Teenagers aren't typically known for their tact or sensitivity, so it's no surprise they quickly sic themselves on new kid Thomas (Wakefield), who arrives at a small army community in Queensland, Australia, with a number of petty targets already on his back, such as his inability to swim or bring the right trunks to swim class. But for Thomas, the regular anxieties and humiliations of adolescence are compounded by the volcanic stress of his home life, which is ruled entirely by the whims of Charlie (Ford), Thomas' big brother (and he is
big – scarily strong, too).

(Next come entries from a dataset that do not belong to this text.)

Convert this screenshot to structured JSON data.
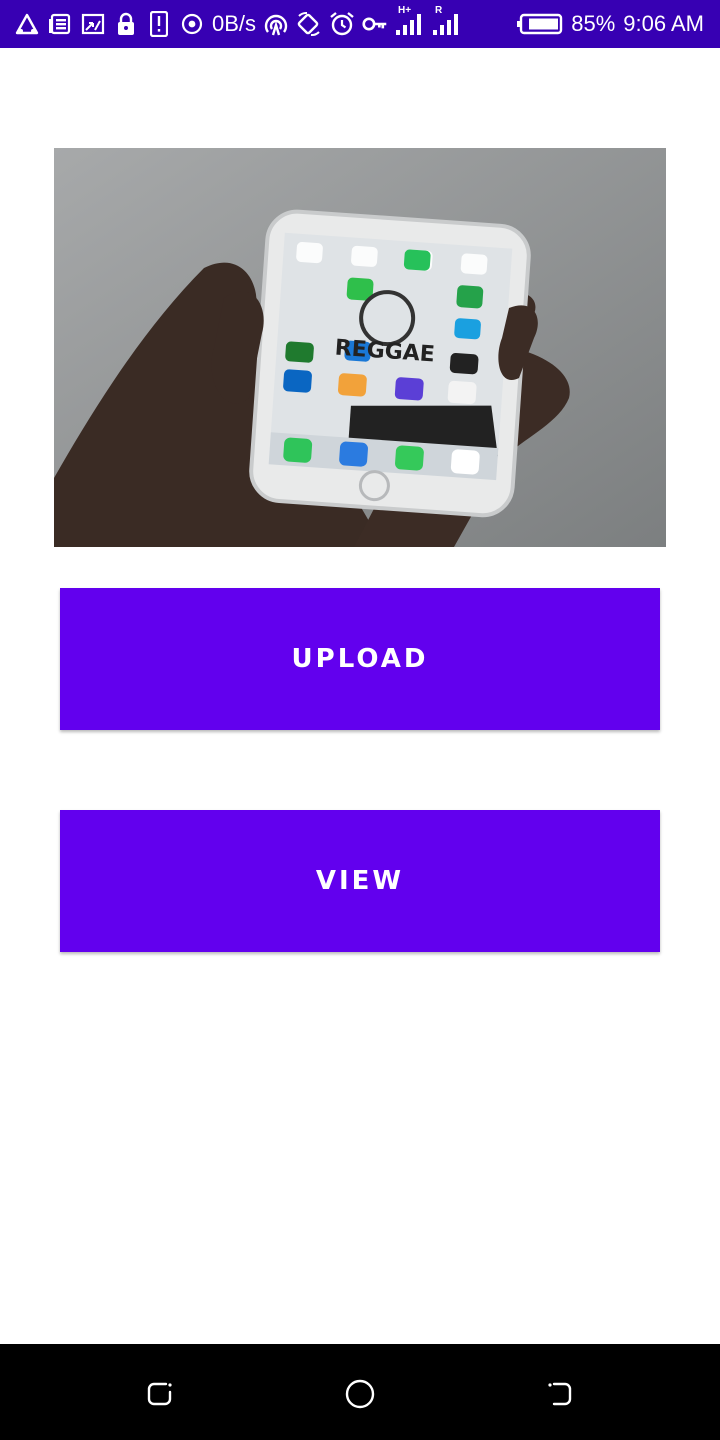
{
  "status_bar": {
    "net_speed": "0B/s",
    "battery_percent": "85%",
    "time": "9:06 AM",
    "network_label_1": "H+",
    "network_label_2": "R",
    "icons": [
      "alert-triangle-icon",
      "news-icon",
      "cast-icon",
      "lock-icon",
      "sim-alert-icon",
      "target-icon",
      "hotspot-icon",
      "rotate-icon",
      "alarm-icon",
      "vpn-key-icon",
      "signal-icon",
      "signal-icon",
      "battery-icon"
    ],
    "bg_color": "#3700b3"
  },
  "main": {
    "hero_image": "hand-holding-smartphone-photo",
    "upload_label": "UPLOAD",
    "view_label": "VIEW",
    "button_color": "#6200ee"
  },
  "nav_bar": {
    "icons": [
      "recents-icon",
      "home-icon",
      "back-icon"
    ]
  }
}
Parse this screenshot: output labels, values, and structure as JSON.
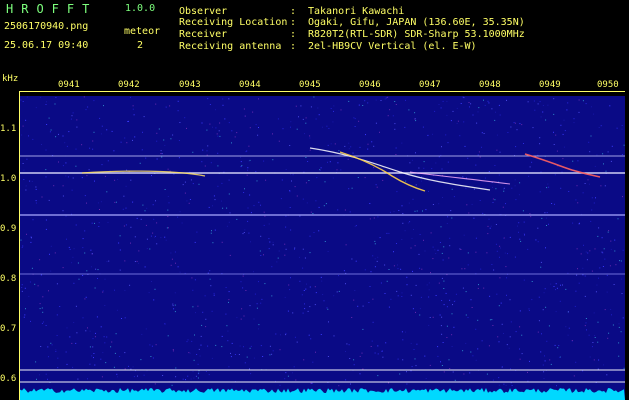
{
  "app": {
    "name": "HROFFT",
    "version": "1.0.0"
  },
  "file": {
    "name": "2506170940.png",
    "datetime": "25.06.17 09:40"
  },
  "meteor": {
    "label": "meteor",
    "count": "2"
  },
  "meta": [
    {
      "key": "Observer",
      "value": "Takanori Kawachi"
    },
    {
      "key": "Receiving Location",
      "value": "Ogaki, Gifu, JAPAN (136.60E, 35.35N)"
    },
    {
      "key": "Receiver",
      "value": "R820T2(RTL-SDR) SDR-Sharp 53.1000MHz"
    },
    {
      "key": "Receiving antenna",
      "value": "2el-HB9CV Vertical (el. E-W)"
    }
  ],
  "meta_colon": ":",
  "axis": {
    "unit": "kHz",
    "y_ticks": [
      "1.1",
      "1.0",
      "0.9",
      "0.8",
      "0.7",
      "0.6"
    ],
    "x_ticks": [
      "0941",
      "0942",
      "0943",
      "0944",
      "0945",
      "0946",
      "0947",
      "0948",
      "0949",
      "0950"
    ]
  },
  "colors": {
    "background": "#0a0a86",
    "text": "#ffff66",
    "title": "#7dff7d",
    "line": "#e6e6ff",
    "baseline": "#00d8ff"
  }
}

Seventeen-year-old Charlie has severe autism and attention deficit disorder; he lost the ability of speech years before and now communicates with his family via sign language and other, less subtle cues, such as the smearing of his own feces on the shag carpet. Not the kind of scene you want to bring a girl home to … but then Jackie (Ward) isn't your run-of-the-mill Eighties prom queen. A classmate of Thomas' who quietly bullies her way into both boys' confidences, Jackie punctuates her thoughts with a wide-eyed "wowee" and has a good, sensible laugh when Charlie roots a tampon out of her bag and brandishes it in his teeth like a dog with a squeaky toy. (Ward, all spindly limbs and ovaled face, looks like she sprang full-grown from the imagination of Henry Selick and should seriously consider quitting her day job as a Vogue
cover girl; she's fantastic.) The field is glutted with coming-of-age stories about oversavvy, oversexed teenagers, but Down and co-writer Jimmy Jack smartly put their sweet, overburdened characters at a gentler age – 14 or so – and era – the Eighties, pre-pop-culture OD, back when kids swapped cassette mixes like mash notes. There's nothing gentle about the tug of war between brothers, however. Thomas realistically careens from affection and protectiveness to mortification and rage, and when he delivers a beat-down to his brother, it's a staggeringly layered moment, drawing on every angle of the family dynamic so subtly constructed in the film's first two-thirds. Speaking of said family, Collette (United States of Tara
) plays the boy's mother, and she's funny and fierce and deeply moving, much like the picture on a whole. There are a few minor missteps in The Black Balloon
(which has won just about every award under the sun in its native Australia, in addition to the Crystal Bear for youth-oriented films at the Berlin International Film Festival): the occasional off-putting quirk, a song-and-dance bit. They mark small contrivances in a film that mostly skirts artifice and sentimentality for a truer portrait of a family battered and bruised but nowhere near broken.